# Edge



## mfbt (Apr 5, 2012)

Anyone goin out there anytime soon? I got a 236 seafox but its single engine, i got gas money n gear n numbers just wanted to jump on board if anyones goin out


----------



## Tiretyme (Sep 29, 2014)

Still too cold for me, yep woosey.....but hopefully in a month or so.


----------



## mfbt (Apr 5, 2012)

Well when you are ready give me a heads up and ill split gas and bait!


----------



## Tiretyme (Sep 29, 2014)

mfbt said:


> Well when you are ready give me a heads up and ill split gas and bait!


You can bring some #'s, and bait if you want..........don't take money for gas, but thx for offering.


----------



## mfbt (Apr 5, 2012)

Well i got PLENTY of numbers from some friends and divers, my garmin is maxed out on way points so just give me a heads up


----------



## badonskybuccaneers (Aug 19, 2013)

mfbt said:


> Well i got PLENTY of numbers from some friends and divers, my garmin is maxed out on way points so just give me a heads up


Sounds like a good reason for an upgrade :thumbup:


----------



## mfbt (Apr 5, 2012)

Yeah i agree but cant afford a couple Gs on new electronics bc i want a minn kota riptide st 112


----------



## jcasey (Oct 12, 2007)

mfbt said:


> Anyone goin out there anytime soon? I got a 236 seafox but its single engine, i got gas money n gear n numbers just wanted to jump on board if anyones goin out


I've been to the Edge plenty of times in my 21 Contender with a single engine. As long as your boat is maintained and you have all safety gear and sea tow, your 236 should be fine. Maybe you can do the buddy system with someone else, if your not confident enough to try it yourself.


----------



## Chapman5011 (Mar 7, 2013)

Buddy boating is always better. 
Always safer with a another boat choose by just in case. 

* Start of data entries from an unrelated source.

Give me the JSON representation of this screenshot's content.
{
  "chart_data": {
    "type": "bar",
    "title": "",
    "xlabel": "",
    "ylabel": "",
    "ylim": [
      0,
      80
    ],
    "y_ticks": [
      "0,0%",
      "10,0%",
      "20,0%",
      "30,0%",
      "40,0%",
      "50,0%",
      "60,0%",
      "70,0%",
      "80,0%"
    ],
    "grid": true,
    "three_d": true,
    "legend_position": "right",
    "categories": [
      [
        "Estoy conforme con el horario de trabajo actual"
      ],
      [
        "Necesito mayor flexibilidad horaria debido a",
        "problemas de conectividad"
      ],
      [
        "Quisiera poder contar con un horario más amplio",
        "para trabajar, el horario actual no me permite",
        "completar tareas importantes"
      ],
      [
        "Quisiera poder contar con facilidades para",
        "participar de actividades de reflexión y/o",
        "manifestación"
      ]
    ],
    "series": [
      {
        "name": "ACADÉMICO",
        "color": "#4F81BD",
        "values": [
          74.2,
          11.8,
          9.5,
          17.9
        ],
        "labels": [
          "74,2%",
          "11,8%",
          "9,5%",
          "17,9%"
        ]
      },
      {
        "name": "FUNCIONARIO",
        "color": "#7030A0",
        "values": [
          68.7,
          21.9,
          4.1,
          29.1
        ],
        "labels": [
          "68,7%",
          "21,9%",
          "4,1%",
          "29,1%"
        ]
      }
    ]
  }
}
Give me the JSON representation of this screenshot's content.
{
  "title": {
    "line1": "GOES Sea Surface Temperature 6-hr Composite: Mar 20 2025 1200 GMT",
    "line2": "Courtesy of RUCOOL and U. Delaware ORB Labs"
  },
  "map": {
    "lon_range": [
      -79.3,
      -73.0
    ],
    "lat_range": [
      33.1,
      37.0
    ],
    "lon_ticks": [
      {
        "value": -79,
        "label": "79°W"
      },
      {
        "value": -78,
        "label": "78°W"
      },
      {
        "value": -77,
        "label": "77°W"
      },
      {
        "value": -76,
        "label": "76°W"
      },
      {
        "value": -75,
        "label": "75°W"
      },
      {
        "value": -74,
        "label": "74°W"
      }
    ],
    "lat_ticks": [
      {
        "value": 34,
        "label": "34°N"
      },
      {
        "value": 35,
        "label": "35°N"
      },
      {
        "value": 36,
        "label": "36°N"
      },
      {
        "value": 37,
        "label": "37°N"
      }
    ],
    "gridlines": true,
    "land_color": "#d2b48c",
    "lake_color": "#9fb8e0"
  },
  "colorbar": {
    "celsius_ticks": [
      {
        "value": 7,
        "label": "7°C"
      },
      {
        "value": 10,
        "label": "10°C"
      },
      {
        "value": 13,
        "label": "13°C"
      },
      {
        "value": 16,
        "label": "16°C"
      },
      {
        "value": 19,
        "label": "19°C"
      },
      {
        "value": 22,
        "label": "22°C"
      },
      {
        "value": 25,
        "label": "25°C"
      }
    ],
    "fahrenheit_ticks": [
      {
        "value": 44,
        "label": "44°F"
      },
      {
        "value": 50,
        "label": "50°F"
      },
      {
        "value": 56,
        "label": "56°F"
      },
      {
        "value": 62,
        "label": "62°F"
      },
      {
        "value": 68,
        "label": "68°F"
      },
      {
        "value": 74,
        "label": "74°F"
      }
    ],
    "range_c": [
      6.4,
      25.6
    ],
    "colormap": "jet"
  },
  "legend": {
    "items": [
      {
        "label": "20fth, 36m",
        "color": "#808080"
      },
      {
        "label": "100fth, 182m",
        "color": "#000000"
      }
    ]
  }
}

I have a seafox 237 I take to the edge and farther. Last trip in October, we went out to the yellow gravel and loaded the boat with scamp 40 miles out of orange beach. A 23 can go anywhere you want to go. You just have to be aware of Mother Nature and what she is capable of. 


.


----------



## RedLeg (Mar 15, 2014)

I've taken my 20 foot single engine cc to the edge numerous times! Been out in my buddies old 17 footer a couple times too! Just have to pick the days!


----------



## lobsterman (Sep 30, 2007)

mfbt said:


> Anyone goin out there anytime soon? I got a 236 seafox but its single engine, i got gas money n gear n numbers just wanted to jump on board if anyones goin out


That boat will make the edge no problem. I go all over the Gulf in my 21' CC single engine.


----------



## badonskybuccaneers (Aug 19, 2013)

RedLeg said:


> I've taken my 20 foot single engine cc to the edge numerous times! Been out in my buddies old 17 footer a couple times too! Just have to pick the days!


:no:


----------



## nextstep (Jun 27, 2008)

you can make it out there on a good day in a small boat. i have a 20 and thats where i mostly fish. i will not go out there alone (without a buddy boat) when the water is this cold. hypothermia can kill you pretty quick in the winter months. been wanting a raft and a eprib.


----------



## RedLeg (Mar 15, 2014)

I don't have a raft, but I do have an epirb. I tend to stay my butt closer to shore in the winter months. Just have to choose the day and always have a good float plan.


----------



## mfbt (Apr 5, 2012)

Well someone lemme know if they wanna go out and buddy up or if i can hop on board w cash bait n numbers, im lookin to go tomorrow even


----------



## Bengay (Apr 13, 2014)

Heading out in the morning with wife and 2 friends in a 32 Tiara. Going about 50 SE for Jacks,grouper,etc. Leaving East end of Destin Harbor about 7.
PM me and Ill send phone number.


----------



## Last Drop (Oct 3, 2007)

"I've been to the edge and there I stood and looked down"
Hell I've been to Ram Powell in my Sea Hunt Escape 225. Buddy system!


----------



## capt'n slim (Feb 8, 2008)

We used to take our 19ft aluminum hull, 90 hp FORCE out to the edge all the time. Just gotta pick your days and know whats going on around you. Some people are overly cautious and will tell you, you need 2 motors, epirbs, SPOT, food for 6 months water for a year and yadda yadda just to leave the pass, truth is trust your gut, if your not comfortable leaving the pass in anything less than a yacht then don't but there are thousands of us that don't mind. If I die tomorrow on my boat all of my family knows i will have died doing what i live and went out how i wanted to, so it don't bother me to push the limit a little.


----------



## mfbt (Apr 5, 2012)

Awesome time Ron, thank yall for letting me n brian tag along!


----------